本来なら俺を抱きしめていたはずのシルヴァは、今ただ空を抱いていた。


『消えた……!?』


今や逆に、俺は彼女の後ろに回っていた。


俺はシルヴァの左手首を掴み、背後からその体を強く抱きしめる。彼女の動きは封じられた。


シルヴァは驚いた。

背後から強く抱きしめられているはずなのに、触れられている実感がまったくない。

ただ皮膚だけが圧迫されているかのように。


「感触が……ない……!?」


俺は彼女の耳元でささやく。


「ありがとう……お前のおかげだ」


「?これは……まさか!」


「ZERO AURA」


シルヴァの頭が左に揺れた——


キーン……


突然、シルヴァの耳に強い耳鳴りが響いた。

彼女の視界の中で、自分を抱きしめている俺の手が徐々にぼやけていき……

やがてすべてが暗闇に変わった。


彼女は俺の腕の中で気絶した。


月光の下、彼女の顔は上を向いている。


(あの技……あの言葉……いい。実にいい。まさかこの女が俺の大ファンだったとは。

どうして俺の本を知っているのかはわからないが……)


俺の手が彼女の頬に触れた。


「盗賊から大ファン、か……。これもまた傑作だな」


俺の人差し指がマスクに潜り込み、ゆっくりと下に引き下ろす。柔らかい頬が覗き始める。


「ん?」


俺の指が一瞬で止まる。突然、心臓が高鳴り、ゆっくりと恐怖が顔を覆っていく。


(こ…これは…俺の遊びの本能が今、怖がっている…)


月明かりに照らされたシルヴァの顔は、今は頬の一部だけが見えている。

その光景に、俺の指が震える。


(これ以上続ければ……俺の刻んだ夢は、すべて崩れ落ちる……)


俺は唾を飲み込んだ。


それから、気絶して洞窟の隅に倒れているリリーの方へ視線を移す。


闇の中で、彼女の体は青い炎のように見える。


その夜の満月は、いつもとは違って、とても大きく、とても明るく見えた。


洞窟の外で、俺は気絶したリリーの体を持ち上げた。

彼女の顔が、俺の視界から満月の光をゆっくりと遮る。


彼女の髪は下に垂れ、俺の肩に触れた。

俺は彼女の体を、自分の目の前で左右にゆっくりと揺らしてみる。


「まだ起きないな」


「………………」


「まあ……盗賊もゴブリンも、よく考えれば同じだ。 戦う相手が人型か、獣かの差だけ…。

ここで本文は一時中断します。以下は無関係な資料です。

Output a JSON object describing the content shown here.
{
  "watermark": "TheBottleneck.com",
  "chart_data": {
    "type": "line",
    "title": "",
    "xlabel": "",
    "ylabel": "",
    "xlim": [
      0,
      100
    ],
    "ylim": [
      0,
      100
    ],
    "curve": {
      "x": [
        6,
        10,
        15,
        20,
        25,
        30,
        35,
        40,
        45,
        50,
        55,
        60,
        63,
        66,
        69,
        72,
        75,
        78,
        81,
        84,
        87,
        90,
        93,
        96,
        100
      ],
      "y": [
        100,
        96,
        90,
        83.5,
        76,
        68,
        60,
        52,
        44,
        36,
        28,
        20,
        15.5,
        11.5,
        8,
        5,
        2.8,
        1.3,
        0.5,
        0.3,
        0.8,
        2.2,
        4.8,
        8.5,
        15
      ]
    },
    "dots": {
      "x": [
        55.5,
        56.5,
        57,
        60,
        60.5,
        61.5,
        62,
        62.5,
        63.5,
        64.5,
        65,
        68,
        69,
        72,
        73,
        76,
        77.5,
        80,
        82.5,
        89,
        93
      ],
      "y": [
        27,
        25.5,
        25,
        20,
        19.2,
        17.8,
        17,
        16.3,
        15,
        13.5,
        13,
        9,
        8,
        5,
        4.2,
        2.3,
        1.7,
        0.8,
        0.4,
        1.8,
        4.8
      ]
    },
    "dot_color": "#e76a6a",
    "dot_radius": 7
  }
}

ただの盗人……所詮はみんな、泥棒の種類が違うだけさ。」


俺は気絶したリリーを肩に担いで、歩き出した。


「よし…この女、ギルドに連れて行くか」


一瞬だけ、肩に乗せた気絶した少女をチラリと見る。


「シルヴァがアルファの狼なら、この女はただのデルタかオメガだけ。

言い換えれば…シルヴァにとっては、いくらでも代えが効く存在に過ぎない……たぶん。」


俺は月を見つめながら、街へと歩き戻っていく。


「可愛い大ファンのためだ…この程度なら、問題ないはずだ」


俺が東の森を出た時には、もう日が昇っていた。


そこでモリスが馬車に乗ってやって来た。


彼は、リリーが俺の肩で気絶しているのを見て、驚いた様子だった。


何も言わず、あまりの衝撃に、モリスはただ俺の肩を指さしただけだった。


「ん?これか?この女はただの盗賊だ。